Midsummer Music

 

Home Function Bands Wedding Music Classical Jazz Ceilidh / Barn Dance Pipers

Price & Availability
Bookings
Pay online

Weddings
Special Occasions
Corporate Events
Useful Links

Musicians - Join Us!
Link to us!
FAQ
Contact & about us
Caveat

String Quartets
ceilidh / barn dance
function bands
jazz bands
harpists
classical duos / trios
classical guitar / lute
classical pianists
classical ensembles
classical singers
folk solos / duos
jazz solos / duos
pipers

about
ceremony
other music
repertoire
venues
default

Party Bands in  The UK   

To learn about Party Bands in  The UK  , follow the instructions below to see and hear them

Use drop down box for  The UK  Party Bands

Consider the environment, use local bands. For  The UK  select county, below.

 
Email for a Quotation or to book one of our party bands in  The UK   

Interested in one of our party bands? Then send an email either letting us know which band you are interested in, or asking us to suggest some bands in your area. We'll email you a quotation. If the quotes are of interest and you want to discuss the musical options and alternatives for your special day? Phone or email us at Midsummer Music. We are here to help. To book us, email or phone, it's that simple.      

 

 

    

 
 

What might a   The UK  party band be like?

If you have any special requests the band know in advance, then they will do their best to incorporate them into the set.

 

Live Music -  The UK  for Weddings, Parties & Corporate Events

A party band for your Weddings to make your special day all you hope for

Hear online music from our function bands

Parties & Corporate events - Our tallented Party Bands play for all kinds of events, not just weddings and concerts.

 
Examples of covers performed some of our Party Bands      

Walk on by; Saw her standing there; Help; Amarillo; I'm a believer; Happy hour; Don't marry her; Sunday girl; Denis;

 

Party Bands w-z

The Streets - A Grand Don't Come For Free(2004)

On his second full-length Streets release (after 2002's Brit- and Mercury-nominated debut, Original Pirate Materian, the rapper is not trying to out-macho 50 Cent. "It was supposed to be so easy," Skinner moans on the opener as he launches into perhaps the most hilarious and heartfelt hip hop travelogue through suburban existence ever laid to wax. Taking a different approach to most of his genre brethren, Skinner keeps the production sparse and steady, which turns out to be the perfect living arrangement for his half-rapped half-sung lines. A party band winner.

Franz Ferdinand - Franz Ferdinand (2004)

Fronz Ferdinand is the album that redefined both "indie music" and "art rock." It is distilled from defiantly left­field influences-Gang Of Four, Talking Heads, Fire Engines-and its huge hit single" Take Me Out" cockily plays fast and loose with time signatures. The sleeve design is a triumph of Soviet-style minimalism. Franz Ferdinand could have been the most pretentious band in the world, an elitist group for music snobs. Instead, their self-titled debut was the worldwide break-out success story of 2004, selling 3.2 million copies, a party band dream. Indie music and art rock had never been so popular.
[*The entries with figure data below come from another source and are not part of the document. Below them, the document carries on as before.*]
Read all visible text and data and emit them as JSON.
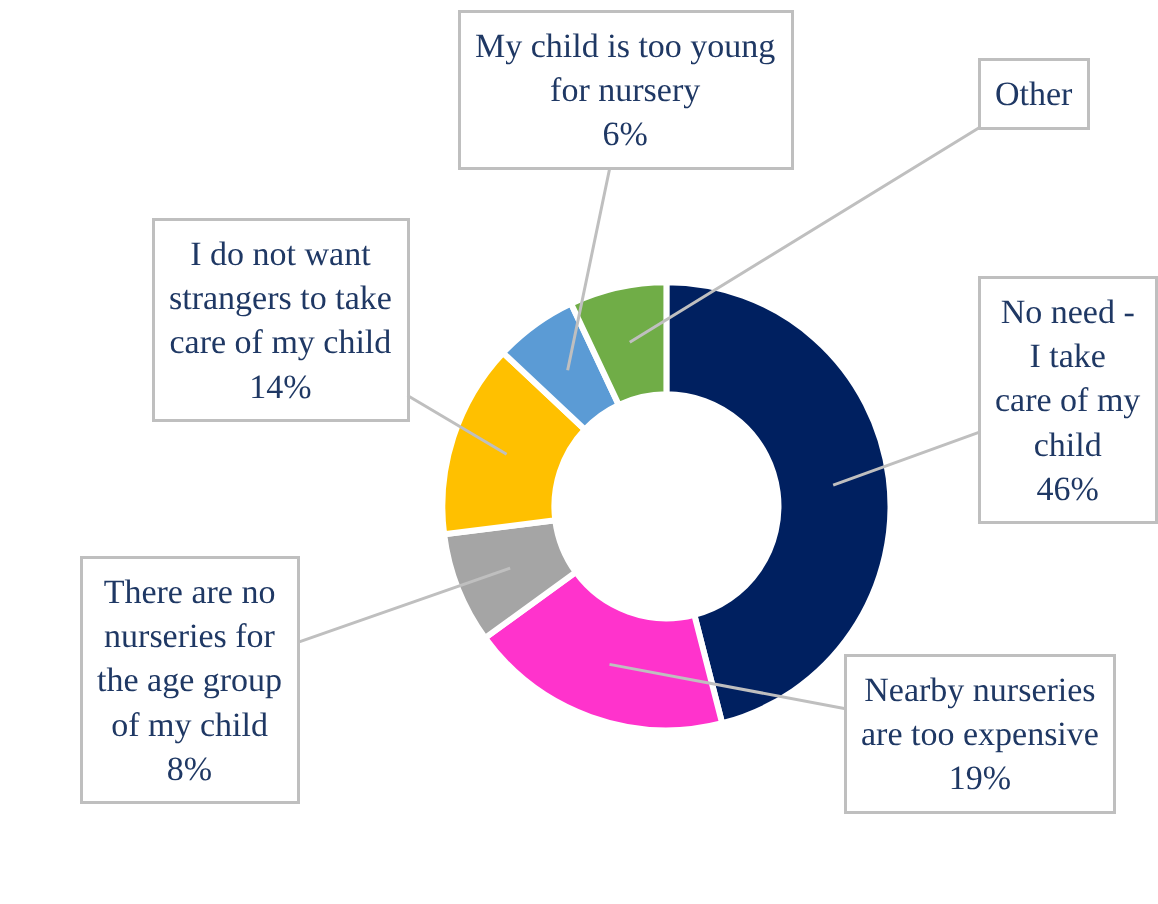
{
  "chart_data": {
    "type": "donut",
    "categories": [
      "No need - I take care of my child",
      "Nearby nurseries are too expensive",
      "There are no nurseries for the age group of my child",
      "I do not want strangers to take care of my child",
      "My child is too young for nursery",
      "Other"
    ],
    "values": [
      46,
      19,
      8,
      14,
      6,
      7
    ],
    "value_labels": [
      "46%",
      "19%",
      "8%",
      "14%",
      "6%",
      null
    ],
    "colors": [
      "#002060",
      "#ff33cc",
      "#a5a5a5",
      "#ffc000",
      "#5b9bd5",
      "#70ad47"
    ],
    "legend": false
  }
}
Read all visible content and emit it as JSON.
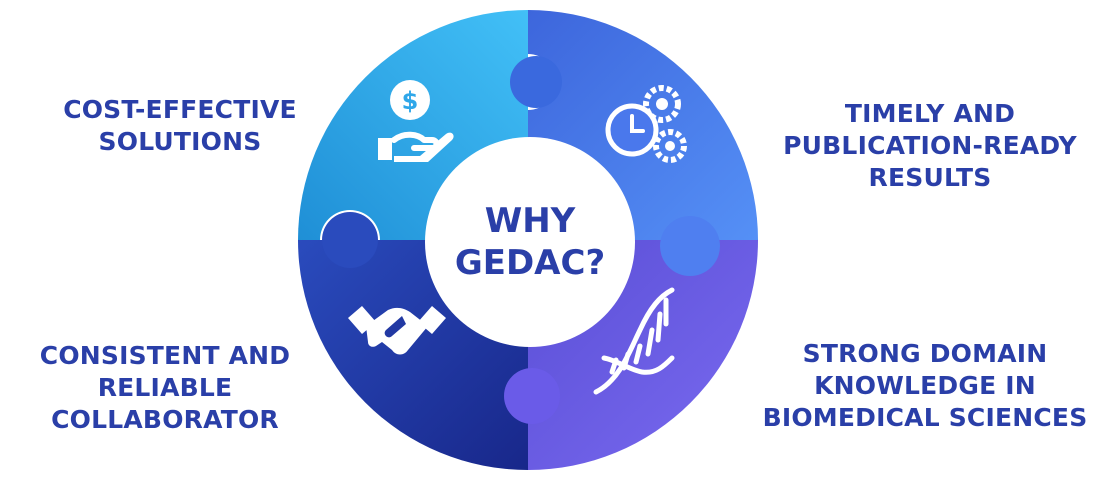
{
  "center": {
    "line1": "WHY",
    "line2": "GEDAC?"
  },
  "segments": [
    {
      "position": "top-left",
      "label_lines": [
        "COST-EFFECTIVE",
        "SOLUTIONS"
      ],
      "icon": "hand-dollar-coin-icon",
      "color": "#2fa7e9"
    },
    {
      "position": "top-right",
      "label_lines": [
        "TIMELY AND",
        "PUBLICATION-READY",
        "RESULTS"
      ],
      "icon": "clock-gears-icon",
      "color": "#4a78ec"
    },
    {
      "position": "bottom-left",
      "label_lines": [
        "CONSISTENT AND",
        "RELIABLE",
        "COLLABORATOR"
      ],
      "icon": "handshake-icon",
      "color": "#2239a3"
    },
    {
      "position": "bottom-right",
      "label_lines": [
        "STRONG DOMAIN",
        "KNOWLEDGE IN",
        "BIOMEDICAL SCIENCES"
      ],
      "icon": "dna-icon",
      "color": "#6a5be8"
    }
  ],
  "colors": {
    "text": "#2a3fa8",
    "center_fill": "#ffffff"
  }
}
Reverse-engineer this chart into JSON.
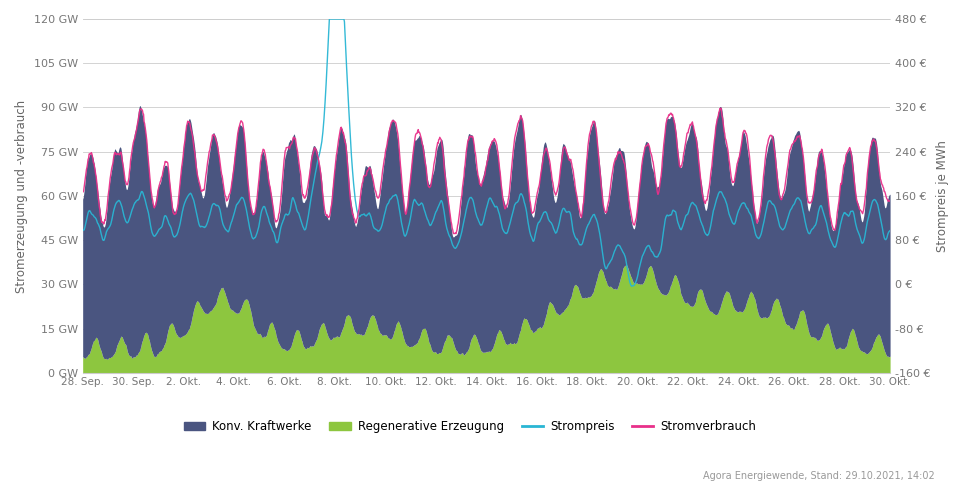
{
  "ylabel_left": "Stromerzeugung und -verbrauch",
  "ylabel_right": "Strompreis je MWh",
  "ylim_left": [
    0,
    120
  ],
  "ylim_right": [
    -160,
    480
  ],
  "yticks_left": [
    0,
    15,
    30,
    45,
    60,
    75,
    90,
    105,
    120
  ],
  "ytick_labels_left": [
    "0 GW",
    "15 GW",
    "30 GW",
    "45 GW",
    "60 GW",
    "75 GW",
    "90 GW",
    "105 GW",
    "120 GW"
  ],
  "yticks_right": [
    -160,
    -80,
    0,
    80,
    160,
    240,
    320,
    400,
    480
  ],
  "ytick_labels_right": [
    "-160 €",
    "-80 €",
    "0 €",
    "80 €",
    "160 €",
    "240 €",
    "320 €",
    "400 €",
    "480 €"
  ],
  "xtick_labels": [
    "28. Sep.",
    "30. Sep.",
    "2. Okt.",
    "4. Okt.",
    "6. Okt.",
    "8. Okt.",
    "10. Okt.",
    "12. Okt.",
    "14. Okt.",
    "16. Okt.",
    "18. Okt.",
    "20. Okt.",
    "22. Okt.",
    "24. Okt.",
    "26. Okt.",
    "28. Okt.",
    "30. Okt."
  ],
  "color_konv": "#4a5580",
  "color_regen": "#8dc63f",
  "color_preis": "#29b6d4",
  "color_verbrauch": "#e8308a",
  "legend_labels": [
    "Konv. Kraftwerke",
    "Regenerative Erzeugung",
    "Strompreis",
    "Stromverbrauch"
  ],
  "background_color": "#ffffff",
  "grid_color": "#cccccc",
  "source_text": "Agora Energiewende, Stand: 29.10.2021, 14:02",
  "n_points": 1500
}
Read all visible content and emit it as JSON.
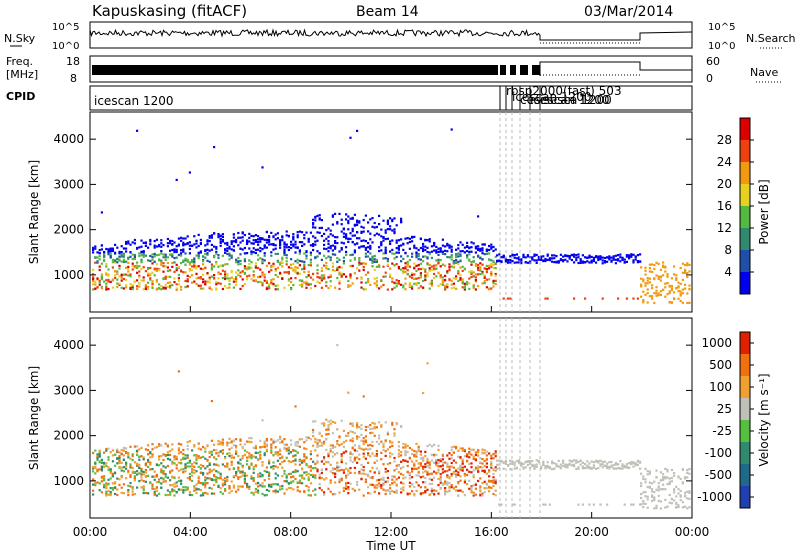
{
  "header": {
    "station": "Kapuskasing (fitACF)",
    "beam": "Beam 14",
    "date": "03/Mar/2014"
  },
  "top_panels": {
    "nsky_label": "N.Sky",
    "nsky_ticks": [
      "10^5",
      "10^0"
    ],
    "nsearch_label": "N.Search",
    "nsearch_ticks": [
      "10^5",
      "10^0"
    ],
    "freq_label_line1": "Freq.",
    "freq_label_line2": "[MHz]",
    "freq_ticks": [
      "18",
      "8"
    ],
    "nave_label": "Nave",
    "nave_ticks": [
      "60",
      "0"
    ],
    "cpid_label": "CPID",
    "cpid_main": "icescan 1200",
    "cpid_cluster": [
      "rbsp2000(fast) 503",
      "icescan 1200",
      "cesisesca 1200",
      "icescan 1200"
    ]
  },
  "chart_data": [
    {
      "type": "heatmap",
      "title": "",
      "ylabel": "Slant Range [km]",
      "xlabel": "",
      "ylim": [
        180,
        4600
      ],
      "yticks": [
        "1000",
        "2000",
        "3000",
        "4000"
      ],
      "colorbar_label": "Power [dB]",
      "colorbar_ticks": [
        "4",
        "8",
        "12",
        "16",
        "20",
        "24",
        "28"
      ],
      "colors": [
        "#0000ee",
        "#1f4fa8",
        "#2f8a6f",
        "#55b840",
        "#e6d020",
        "#f19a10",
        "#ee4010",
        "#dd0000"
      ]
    },
    {
      "type": "heatmap",
      "title": "",
      "ylabel": "Slant Range [km]",
      "xlabel": "Time UT",
      "ylim": [
        180,
        4600
      ],
      "yticks": [
        "1000",
        "2000",
        "3000",
        "4000"
      ],
      "xticks": [
        "00:00",
        "04:00",
        "08:00",
        "12:00",
        "16:00",
        "20:00",
        "00:00"
      ],
      "colorbar_label": "Velocity [m s⁻¹]",
      "colorbar_ticks": [
        "1000",
        "500",
        "100",
        "25",
        "-25",
        "-100",
        "-500",
        "-1000"
      ],
      "colors": [
        "#2040b0",
        "#1f6a8a",
        "#2f8a6f",
        "#55c040",
        "#c0c0b8",
        "#f0a030",
        "#f07010",
        "#e02000"
      ]
    }
  ]
}
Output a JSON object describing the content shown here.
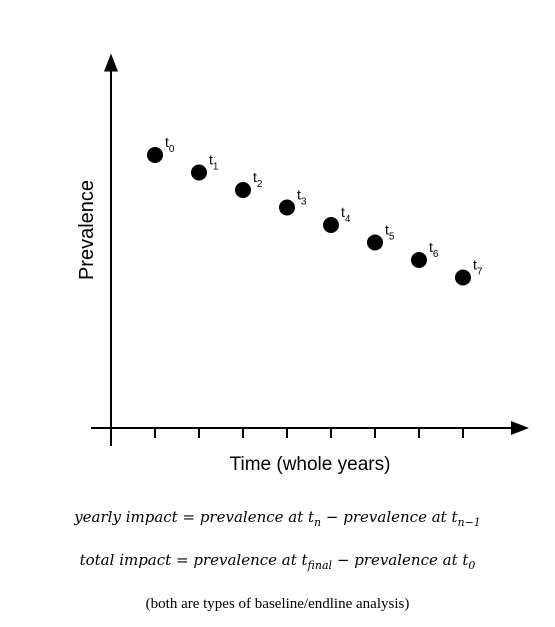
{
  "chart_data": {
    "type": "scatter",
    "xlabel": "Time (whole years)",
    "ylabel": "Prevalence",
    "points": [
      {
        "label": "t",
        "sub": "0",
        "x": 1,
        "y": 0.78
      },
      {
        "label": "t",
        "sub": "1",
        "x": 2,
        "y": 0.73
      },
      {
        "label": "t",
        "sub": "2",
        "x": 3,
        "y": 0.68
      },
      {
        "label": "t",
        "sub": "3",
        "x": 4,
        "y": 0.63
      },
      {
        "label": "t",
        "sub": "4",
        "x": 5,
        "y": 0.58
      },
      {
        "label": "t",
        "sub": "5",
        "x": 6,
        "y": 0.53
      },
      {
        "label": "t",
        "sub": "6",
        "x": 7,
        "y": 0.48
      },
      {
        "label": "t",
        "sub": "7",
        "x": 8,
        "y": 0.43
      }
    ],
    "x_ticks": [
      1,
      2,
      3,
      4,
      5,
      6,
      7,
      8
    ],
    "xlim": [
      0,
      9.5
    ],
    "ylim": [
      0,
      1.07
    ],
    "grid": false,
    "legend": "none"
  },
  "formulas": {
    "yearly_lhs": "yearly impact",
    "eq": "=",
    "minus": "−",
    "yearly_a": "prevalence at t",
    "yearly_a_sub": "n",
    "yearly_b": "prevalence at t",
    "yearly_b_sub": "n−1",
    "total_lhs": "total impact",
    "total_a": "prevalence at t",
    "total_a_sub": "final",
    "total_b": "prevalence at t",
    "total_b_sub": "0"
  },
  "note": "(both are types of baseline/endline analysis)"
}
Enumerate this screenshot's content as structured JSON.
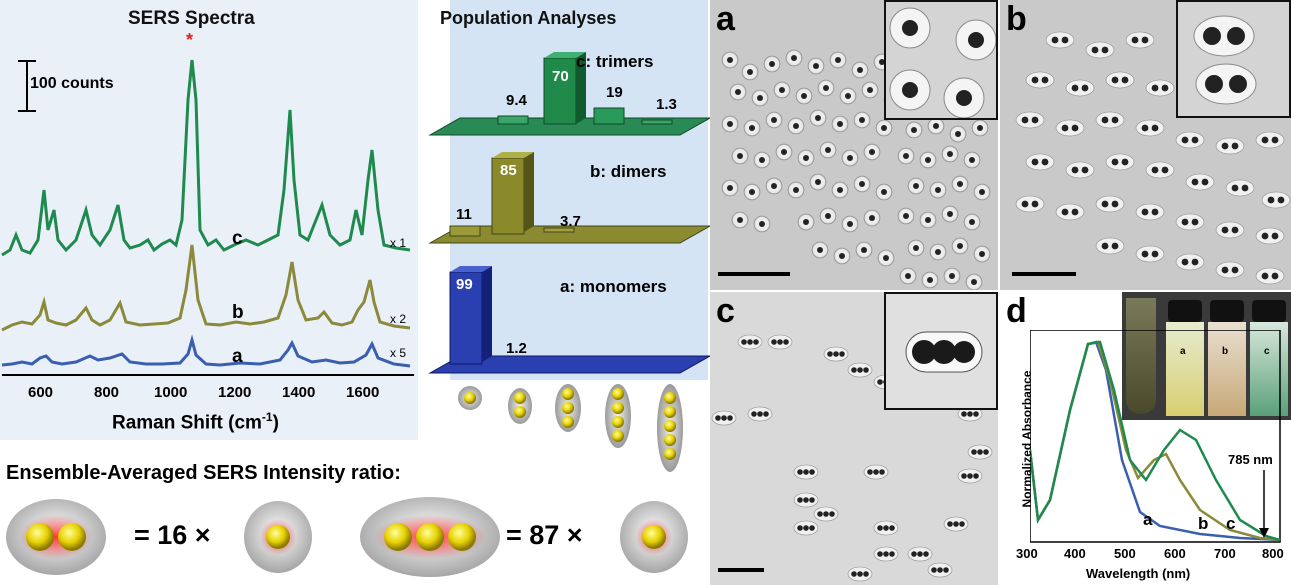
{
  "sers": {
    "title": "SERS Spectra",
    "scale_label": "100 counts",
    "star": "*",
    "xlabel": "Raman Shift (cm",
    "xlabel_sup": "-1",
    "xlabel_end": ")",
    "ticks": [
      "600",
      "800",
      "1000",
      "1200",
      "1400",
      "1600"
    ],
    "labels": {
      "c": "c",
      "b": "b",
      "a": "a"
    },
    "multipliers": {
      "c": "x 1",
      "b": "x 2",
      "a": "x 5"
    },
    "colors": {
      "a": "#3a5fb0",
      "b": "#8a8a3a",
      "c": "#1e8a4e"
    }
  },
  "population": {
    "title": "Population Analyses",
    "rows": [
      {
        "name": "c: trimers",
        "values": [
          "9.4",
          "70",
          "19",
          "1.3"
        ]
      },
      {
        "name": "b: dimers",
        "values": [
          "11",
          "85",
          "3.7"
        ]
      },
      {
        "name": "a: monomers",
        "values": [
          "99",
          "1.2"
        ]
      }
    ],
    "colors": {
      "trimers": "#1e8a4e",
      "dimers": "#8a8a2a",
      "monomers": "#2a3fb0"
    }
  },
  "ratio": {
    "heading": "Ensemble-Averaged SERS Intensity ratio:",
    "dimer_eq": "= 16 ×",
    "trimer_eq": "= 87 ×"
  },
  "tem": {
    "a_label": "a",
    "b_label": "b",
    "c_label": "c",
    "d_label": "d"
  },
  "absorbance": {
    "ylabel": "Normalized Absorbance",
    "xlabel": "Wavelength (nm)",
    "ticks": [
      "300",
      "400",
      "500",
      "600",
      "700",
      "800"
    ],
    "marker": "785 nm",
    "curve_labels": [
      "a",
      "b",
      "c"
    ],
    "vial_labels": [
      "a",
      "b",
      "c"
    ],
    "colors": {
      "a": "#3a5fb0",
      "b": "#8a8a3a",
      "c": "#1e8a4e"
    }
  },
  "chart_data": [
    {
      "type": "bar",
      "title": "Population Analyses",
      "categories": [
        "monomer",
        "dimer",
        "trimer",
        "tetramer",
        "pentamer"
      ],
      "series": [
        {
          "name": "c: trimers",
          "values": [
            0,
            9.4,
            70,
            19,
            1.3
          ]
        },
        {
          "name": "b: dimers",
          "values": [
            11,
            85,
            3.7,
            0,
            0
          ]
        },
        {
          "name": "a: monomers",
          "values": [
            99,
            1.2,
            0,
            0,
            0
          ]
        }
      ]
    },
    {
      "type": "line",
      "title": "SERS Spectra",
      "xlabel": "Raman Shift (cm-1)",
      "xlim": [
        480,
        1750
      ],
      "series": [
        {
          "name": "c",
          "peaks_x": [
            600,
            640,
            770,
            840,
            1065,
            1380,
            1450,
            1580,
            1620
          ]
        },
        {
          "name": "b",
          "peaks_x": [
            600,
            770,
            840,
            1065,
            1380,
            1620
          ]
        },
        {
          "name": "a",
          "peaks_x": [
            600,
            770,
            840,
            1065,
            1380,
            1620
          ]
        }
      ]
    },
    {
      "type": "line",
      "xlabel": "Wavelength (nm)",
      "ylabel": "Normalized Absorbance",
      "xlim": [
        300,
        800
      ],
      "series": [
        {
          "name": "a",
          "x": [
            300,
            330,
            400,
            430,
            460,
            520,
            600,
            700,
            800
          ],
          "y": [
            0.55,
            0.1,
            0.85,
            1.0,
            0.75,
            0.15,
            0.05,
            0.03,
            0.02
          ]
        },
        {
          "name": "b",
          "x": [
            300,
            330,
            400,
            435,
            470,
            520,
            570,
            620,
            700,
            800
          ],
          "y": [
            0.55,
            0.1,
            0.85,
            1.0,
            0.7,
            0.3,
            0.45,
            0.3,
            0.1,
            0.02
          ]
        },
        {
          "name": "c",
          "x": [
            300,
            330,
            400,
            440,
            480,
            530,
            610,
            680,
            750,
            800
          ],
          "y": [
            0.55,
            0.1,
            0.85,
            1.0,
            0.6,
            0.33,
            0.55,
            0.35,
            0.1,
            0.02
          ]
        }
      ]
    }
  ]
}
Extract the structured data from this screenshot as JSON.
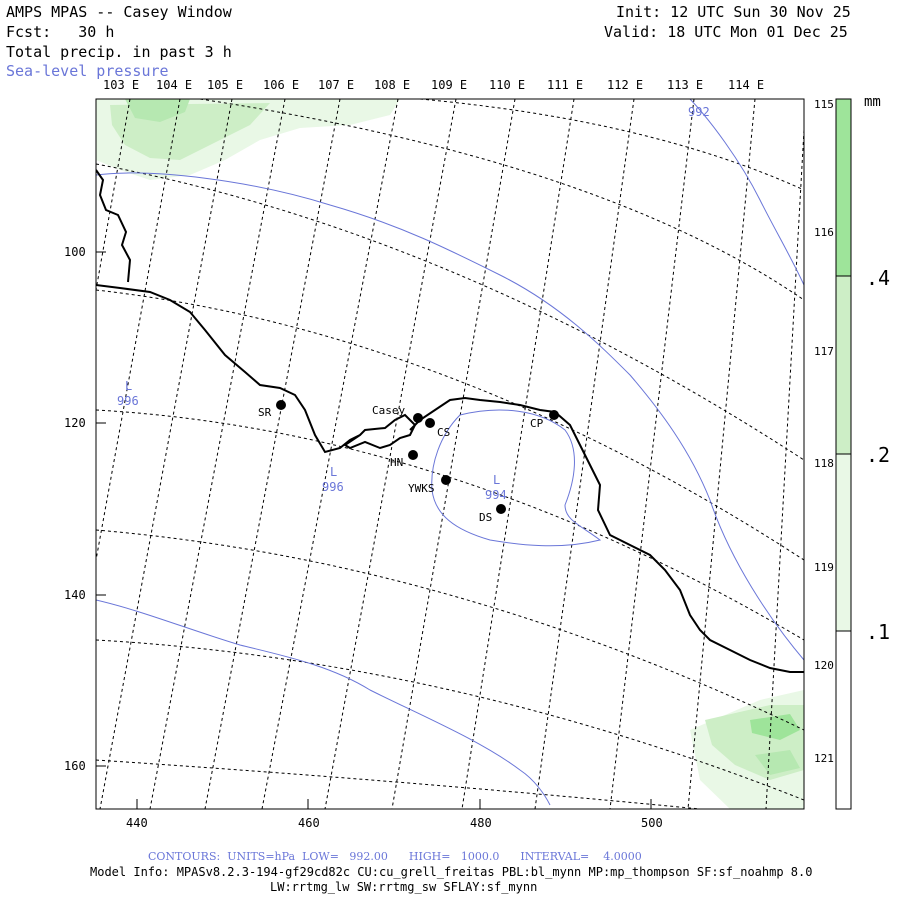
{
  "header": {
    "title": "AMPS MPAS -- Casey Window",
    "fcst": "Fcst:   30 h",
    "field": "Total precip. in past 3 h",
    "overlay": "Sea-level pressure",
    "init": "Init: 12 UTC Sun 30 Nov 25",
    "valid": "Valid: 18 UTC Mon 01 Dec 25"
  },
  "colors": {
    "contour": "#6a76d8",
    "precip_light": "#e9f8e6",
    "precip_mid": "#cdeec6",
    "precip_dark": "#9ee49a"
  },
  "lon_labels_top": [
    "103 E",
    "104 E",
    "105 E",
    "106 E",
    "107 E",
    "108 E",
    "109 E",
    "110 E",
    "111 E",
    "112 E",
    "113 E",
    "114 E"
  ],
  "lon_labels_right": [
    "115 E",
    "116 E",
    "117 E",
    "118 E",
    "119 E",
    "120 E",
    "121 E"
  ],
  "x_ticks": [
    "440",
    "460",
    "480",
    "500"
  ],
  "y_ticks": [
    "100",
    "120",
    "140",
    "160"
  ],
  "colorbar": {
    "unit": "mm",
    "levels": [
      ".1",
      ".2",
      ".4"
    ]
  },
  "stations": [
    {
      "code": "SR"
    },
    {
      "code": "Casey"
    },
    {
      "code": "CS"
    },
    {
      "code": "CP"
    },
    {
      "code": "HN"
    },
    {
      "code": "YWKS"
    },
    {
      "code": "DS"
    }
  ],
  "pressure_labels": [
    {
      "text": "992"
    },
    {
      "text": "L"
    },
    {
      "text": "996"
    },
    {
      "text": "L"
    },
    {
      "text": "996"
    },
    {
      "text": "L"
    },
    {
      "text": "994"
    }
  ],
  "footer": {
    "contours": "CONTOURS:  UNITS=hPa  LOW=   992.00      HIGH=   1000.0      INTERVAL=    4.0000",
    "model_info": "Model Info: MPASv8.2.3-194-gf29cd82c CU:cu_grell_freitas PBL:bl_mynn MP:mp_thompson SF:sf_noahmp 8.0",
    "model_info2": "LW:rrtmg_lw SW:rrtmg_sw SFLAY:sf_mynn"
  }
}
Nick Cave And The Bad Seeds - Abattoir Blues/The Lyre Of Orpheus

Produced by Nick Launay, who had helmed 2003's Nocturama, AB/TLOO sees the band-shorn of stalwart Blixa Bargeld-continue the collaborative process, with the Seeds back in the song writing engine room. The album is positively schizophrenic, with each section dominated by a definite sound. Abattoir Blues contains raucous party band stomp-alongs that zing with Cave's humour­ exhorting the listener that "if you've got a field, that won't yield, well get up and hoe it" on "There She Goes, My Beautiful World."

 

Devendra Banhart

Following his delightfully lo-fi debut album Oh Me Oh My (2002), critics were quick to pigeonhole Devendra Banhart as the poster-boy for an indie-folk revolution. Basically, Banhart is impossible to decode using any of the old folk Rosetta Stones. Even attempts to decrypt the oddly tuned acoustic guitar melodies on "Poughkeepsie" as an avant-psychedelic overhaul of Harry Smith's Anthology Of American Folk Music (1952), or his party band nursery rhyme sigh on "The Body Breaks" as a ghostly resurrection of Tyrannosaurus Rex-era Marc Bolan, end up redundant.